Restaurant information
- Established: 2009; 17 years ago
- Closed: 2017; 9 years ago
- Head chef: Matt Stone
- Food type: Modern Australian
- Location: 100 St Georges Terrace, Perth, Western Australia, 6000, Australia
- Coordinates: 31°57′17″S 115°51′27″E﻿ / ﻿31.95472°S 115.85750°E

= Greenhouse (restaurant) =

Former bar and restaurant in Perth, Western Australia

Greenhouse was an eco-friendly bar and restaurant at 100 St Georges Terrace in Perth, Western Australia. With a concept that included being well designed and completely waste free, the restaurant featured a vegetable garden on the roof, a zero-carbon footprint, and ground its own organic flour. Designed by Dutch-born florist, artist, builder and environmentalist Joost Bakker, Greenhouse opened in 2009 and closed in 2017.

==History==
Both head chef Matt Stone and the restaurant won a number of awards. In 2010, Stone was named Best New Talent at the national Gourmet Traveller Awards; awarded Young Chef of the Year by The West Australian Good Food Guide in 2011 and 2012. The restaurant was given a one star rating, and the award for Best New Restaurant of the Year, by The West Australian Good Food Guide 2011, and retained its one star rating for 2012 and 2013, but lost that rating for 2014.

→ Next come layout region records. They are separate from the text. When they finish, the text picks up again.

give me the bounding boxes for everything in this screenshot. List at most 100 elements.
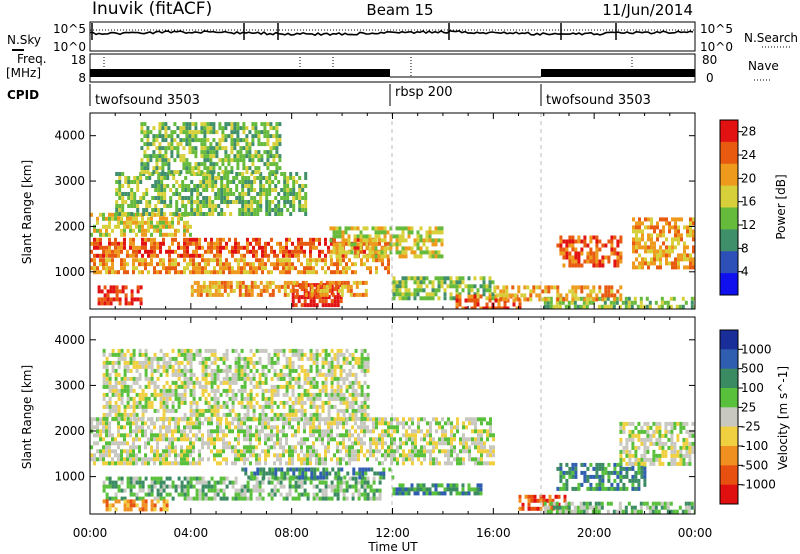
heatmap-cell xyxy=(348,429,351,434)
heatmap-cell xyxy=(279,241,282,246)
heatmap-cell xyxy=(153,224,156,229)
heatmap-cell xyxy=(171,241,174,246)
heatmap-cell xyxy=(393,441,396,446)
heatmap-cell xyxy=(108,216,111,221)
heatmap-cell xyxy=(180,429,183,434)
heatmap-cell xyxy=(488,292,492,297)
heatmap-cell xyxy=(184,208,188,212)
heatmap-cell xyxy=(121,289,125,294)
heatmap-cell xyxy=(272,146,276,151)
heatmap-cell xyxy=(203,130,207,135)
heatmap-cell xyxy=(277,208,281,212)
heatmap-cell xyxy=(196,196,200,200)
heatmap-cell xyxy=(126,441,129,446)
heatmap-cell xyxy=(300,412,304,417)
heatmap-cell xyxy=(267,400,271,405)
heatmap-cell xyxy=(270,445,273,450)
heatmap-cell xyxy=(360,449,363,454)
heatmap-cell xyxy=(377,226,381,231)
heatmap-cell xyxy=(275,146,279,151)
heatmap-cell xyxy=(148,204,152,208)
heatmap-cell xyxy=(216,453,219,458)
heatmap-cell xyxy=(633,300,637,305)
heatmap-cell xyxy=(369,417,372,422)
heatmap-cell xyxy=(383,234,387,239)
heatmap-cell xyxy=(395,288,399,293)
heatmap-cell xyxy=(221,130,225,135)
heatmap-cell xyxy=(309,421,312,426)
heatmap-cell xyxy=(108,484,112,489)
heatmap-cell xyxy=(208,208,212,212)
heatmap-cell xyxy=(300,396,304,401)
heatmap-cell xyxy=(586,293,590,298)
heatmap-cell xyxy=(266,134,270,139)
heatmap-cell xyxy=(258,241,261,246)
heatmap-cell xyxy=(639,300,643,305)
heatmap-cell xyxy=(345,449,348,454)
heatmap-cell xyxy=(345,445,348,450)
heatmap-cell xyxy=(662,229,665,234)
heatmap-cell xyxy=(222,356,226,361)
heatmap-cell xyxy=(130,204,134,208)
heatmap-cell xyxy=(659,229,662,234)
heatmap-cell xyxy=(345,400,349,405)
heatmap-cell xyxy=(156,364,160,369)
heatmap-cell xyxy=(318,299,322,304)
heatmap-cell xyxy=(233,122,237,127)
heatmap-cell xyxy=(529,293,533,298)
heatmap-cell xyxy=(396,461,399,466)
heatmap-cell xyxy=(186,224,189,229)
heatmap-cell xyxy=(405,453,408,458)
heatmap-cell xyxy=(212,166,216,171)
heatmap-cell xyxy=(192,449,195,454)
heatmap-cell xyxy=(132,445,135,450)
heatmap-cell xyxy=(601,259,605,264)
heatmap-cell xyxy=(447,457,450,462)
heatmap-cell xyxy=(181,204,185,208)
heatmap-cell xyxy=(184,184,188,188)
heatmap-cell xyxy=(339,348,343,353)
heatmap-cell xyxy=(384,457,387,462)
heatmap-cell xyxy=(165,445,168,450)
heatmap-cell xyxy=(449,296,453,301)
heatmap-cell xyxy=(674,245,677,250)
heatmap-cell xyxy=(96,245,99,250)
heatmap-cell xyxy=(289,212,293,216)
heatmap-cell xyxy=(210,408,214,413)
heatmap-cell xyxy=(275,166,279,171)
heatmap-cell xyxy=(269,122,273,127)
heatmap-cell xyxy=(171,404,175,409)
heatmap-cell xyxy=(96,253,99,258)
heatmap-cell xyxy=(159,364,163,369)
heatmap-cell xyxy=(155,154,159,159)
heatmap-cell xyxy=(180,396,184,401)
heatmap-cell xyxy=(270,237,273,242)
heatmap-cell xyxy=(336,283,340,288)
heatmap-cell xyxy=(193,188,197,192)
heatmap-cell xyxy=(371,238,375,243)
heatmap-cell xyxy=(105,266,108,271)
heatmap-cell xyxy=(261,449,264,454)
heatmap-cell xyxy=(221,134,225,139)
heatmap-cell xyxy=(407,226,411,231)
heatmap-cell xyxy=(178,196,182,200)
heatmap-cell xyxy=(135,445,138,450)
heatmap-cell xyxy=(90,457,93,462)
heatmap-cell xyxy=(123,404,127,409)
heatmap-cell xyxy=(312,384,316,389)
heatmap-cell xyxy=(102,488,106,493)
heatmap-cell xyxy=(268,208,272,212)
heatmap-cell xyxy=(319,292,323,297)
heatmap-cell xyxy=(207,404,211,409)
heatmap-cell xyxy=(175,180,179,184)
heatmap-cell xyxy=(250,280,254,285)
heatmap-cell xyxy=(289,200,293,204)
heatmap-cell xyxy=(336,388,340,393)
heatmap-cell xyxy=(467,298,471,303)
heatmap-cell xyxy=(276,348,280,353)
heatmap-cell xyxy=(217,172,221,176)
heatmap-cell xyxy=(258,384,262,389)
heatmap-cell xyxy=(589,251,593,256)
heatmap-cell xyxy=(686,257,689,262)
heatmap-cell xyxy=(198,266,201,271)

The Greenhouse concept was built upon at Federation Square in Melbourne in 2008–09, at Sydney Harbour in 2011, and at the Melbourne Food and Wine Festival in 2012. Greenhouse featured in an episode of MasterChef Australia series 5 in 2013.

The restaurant was sold to Red Rock Leisure in partnership with chef Chris Taylor around 2012, before closing in May 2017 due in part to decreased revenue and high operating costs.